Lindsay: Endeavour – I’ve been watching this crime show with my dad almost every night.  Each episode is an hour and a half, which lets the plot develop quite fully for each different case.  It’s set in Oxford, England in the 1960s, and follows a young detective, Morse, through various cases.  It’s a spin-off of the show Inspector Morse, which is set in more modern times and, although released previously, shows Morse as an older detective.  Incredible storylines and compelling characters abound.

Cameron: The OA – Spoiler alert: it’s cancelled.  But while it lasted the two seasons of The OA delivered everything I could ask for in a television series.  It’s beautifully acted, has a phenomenal screenplay, and raises genuinely challenging questions without alienating its audience.  The showrunners Brit Marling and Zal Batmanglij left a permanent mark on my soul with this one. Streaming now on Netflix.

New Hobbies

Noah: Yoga – I want to work on my flexibility, so yoga seemed like a perfect thing to start trying. I am struggling through it but I think it will be great once I get it down.
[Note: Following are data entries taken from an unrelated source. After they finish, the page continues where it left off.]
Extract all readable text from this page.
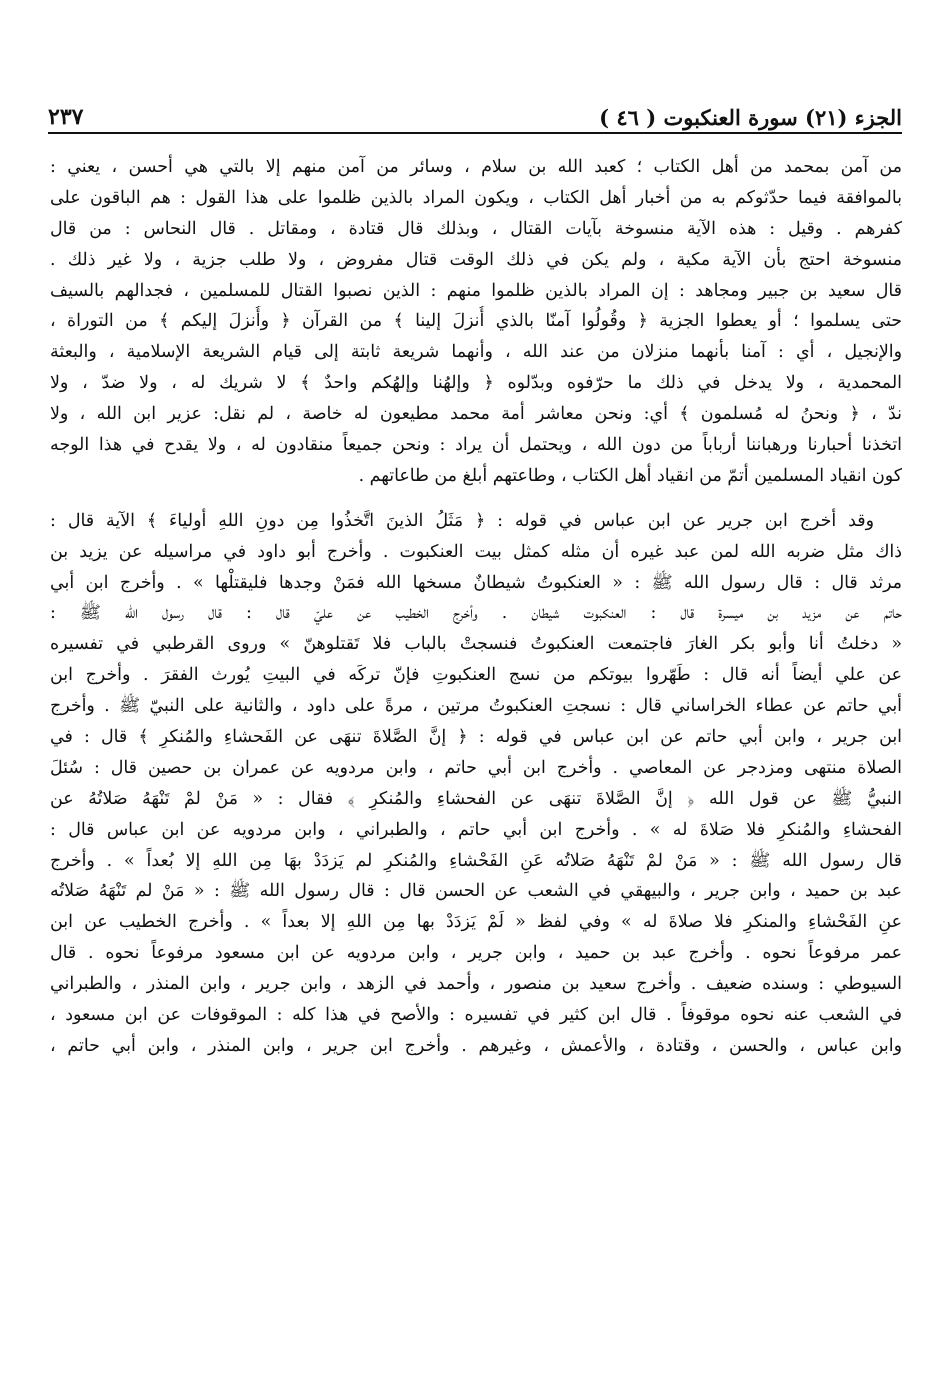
الجزء (٢١) سورة العنكبوت ( ٤٦ )
٢٣٧
من آمن بمحمد من أهل الكتاب ؛ كعبد الله بن سلام ، وسائر من آمن منهم إلا بالتي هي أحسن ، يعني :
بالموافقة فيما حدّثوكم به من أخبار أهل الكتاب ، ويكون المراد بالذين ظلموا على هذا القول : هم الباقون على
كفرهم . وقيل : هذه الآية منسوخة بآيات القتال ، وبذلك قال قتادة ، ومقاتل . قال النحاس : من قال
منسوخة احتج بأن الآية مكية ، ولم يكن في ذلك الوقت قتال مفروض ، ولا طلب جزية ، ولا غير ذلك .
قال سعيد بن جبير ومجاهد : إن المراد بالذين ظلموا منهم : الذين نصبوا القتال للمسلمين ، فجدالهم بالسيف
حتى يسلموا ؛ أو يعطوا الجزية ﴿ وقُولُوا آمنّا بالذي أُنزلَ إلينا ﴾ من القرآن ﴿ وأُنزلَ إليكم ﴾ من التوراة ،
والإنجيل ، أي : آمنا بأنهما منزلان من عند الله ، وأنهما شريعة ثابتة إلى قيام الشريعة الإسلامية ، والبعثة
المحمدية ، ولا يدخل في ذلك ما حرّفوه وبدّلوه ﴿ وإلهُنا وإلهُكم واحدٌ ﴾ لا شريك له ، ولا ضدّ ، ولا
ندّ ، ﴿ ونحنُ له مُسلمون ﴾ أي: ونحن معاشر أمة محمد مطيعون له خاصة ، لم نقل: عزير ابن الله ، ولا
اتخذنا أحبارنا ورهباننا أرباباً من دون الله ، ويحتمل أن يراد : ونحن جميعاً منقادون له ، ولا يقدح في هذا الوجه
كون انقياد المسلمين أتمّ من انقياد أهل الكتاب ، وطاعتهم أبلغ من طاعاتهم .
وقد أخرج ابن جرير عن ابن عباس في قوله : ﴿ مَثَلُ الذينَ اتَّخذُوا مِن دونِ اللهِ أولياءَ ﴾ الآية قال :
ذاك مثل ضربه الله لمن عبد غيره أن مثله كمثل بيت العنكبوت . وأخرج أبو داود في مراسيله عن يزيد بن
مرثد قال : قال رسول الله ﷺ : « العنكبوتُ شيطانٌ مسخها الله فمَنْ وجدها فليقتلْها » . وأخرج ابن أبي
حاتم عن مزيد بن ميسرة قال : العنكبوت شيطان . وأخرج الخطيب عن عليّ قال : قال رسول الله ﷺ :
« دخلتُ أنا وأبو بكر الغارَ فاجتمعت العنكبوتُ فنسجتْ بالباب فلا تَقتلوهنّ » وروى القرطبي في تفسيره
عن علي أيضاً أنه قال : طَهّروا بيوتكم من نسج العنكبوتِ فإنّ تركَه في البيتِ يُورث الفقرَ . وأخرج ابن
أبي حاتم عن عطاء الخراساني قال : نسجتِ العنكبوتُ مرتين ، مرةً على داود ، والثانية على النبيّ ﷺ . وأخرج
ابن جرير ، وابن أبي حاتم عن ابن عباس في قوله : ﴿ إنَّ الصَّلاةَ تنهَى عن الفَحشاءِ والمُنكرِ ﴾ قال : في
الصلاة منتهى ومزدجر عن المعاصي . وأخرج ابن أبي حاتم ، وابن مردويه عن عمران بن حصين قال : سُئلَ
النبيُّ ﷺ عن قول الله ﴿ إنَّ الصَّلاةَ تنهَى عن الفحشاءِ والمُنكرِ ﴾ فقال : « مَنْ لمْ تَنْهَهُ صَلاتُهُ عن
الفحشاءِ والمُنكرِ فلا صَلاةَ له » . وأخرج ابن أبي حاتم ، والطبراني ، وابن مردويه عن ابن عباس قال :
قال رسول الله ﷺ : « مَنْ لمْ تَنْهَهُ صَلاتُه عَنِ الفَحْشاءِ والمُنكرِ لم يَزدَدْ بهَا مِن اللهِ إلا بُعداً » . وأخرج
عبد بن حميد ، وابن جرير ، والبيهقي في الشعب عن الحسن قال : قال رسول الله ﷺ : « مَنْ لم تَنْهَهُ صَلاتُه
عنِ الفَحْشاءِ والمنكرِ فلا صلاةَ له » وفي لفظ « لَمْ يَزدَدْ بها مِن اللهِ إلا بعداً » . وأخرج الخطيب عن ابن
عمر مرفوعاً نحوه . وأخرج عبد بن حميد ، وابن جرير ، وابن مردويه عن ابن مسعود مرفوعاً نحوه . قال
السيوطي : وسنده ضعيف . وأخرج سعيد بن منصور ، وأحمد في الزهد ، وابن جرير ، وابن المنذر ، والطبراني
في الشعب عنه نحوه موقوفاً . قال ابن كثير في تفسيره : والأصح في هذا كله : الموقوفات عن ابن مسعود ،
وابن عباس ، والحسن ، وقتادة ، والأعمش ، وغيرهم . وأخرج ابن جرير ، وابن المنذر ، وابن أبي حاتم ،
Charles: Old college basketball games – With no March Madness happening this year, sports networks are showing reruns of the best basketball games in recent memory. I’d heard about a lot of the great Michigan basketball moments: the Fab Five, Trey Burke’s clutch shot to send the game against Kansas into OT, Jordan Morgan’s dunk to cap off the Final Four game against Syracuse and send Michigan to the National Championship, but I’d never seen them. Now, I can see what I’ve missed.

Frances: After I graduate [ virtually 🙁 ] in May, I’m moving to Boston, MA to work for Wayfair.  I’ve really been enjoying looking for apartments, scouring Pinterest for room ideas, and imagining my life out there once this is all over!

Lindsay: Biking – My dad helped me pump up the tires on my bike and now I try to ride for half an hour most days, exploring my neighborhood and getting some exercise.  Boy, my thighs hurt!

Cameron: The Wiki Game – Instead of spending countless hours mindlessly thumbing through TikTok and Pinterest, why not spend your time in the virtual thumbing through Wikipedia articles in a blitzkrieg to connect two random entries through links?  Bonus points if you can do it in the fewest links possible.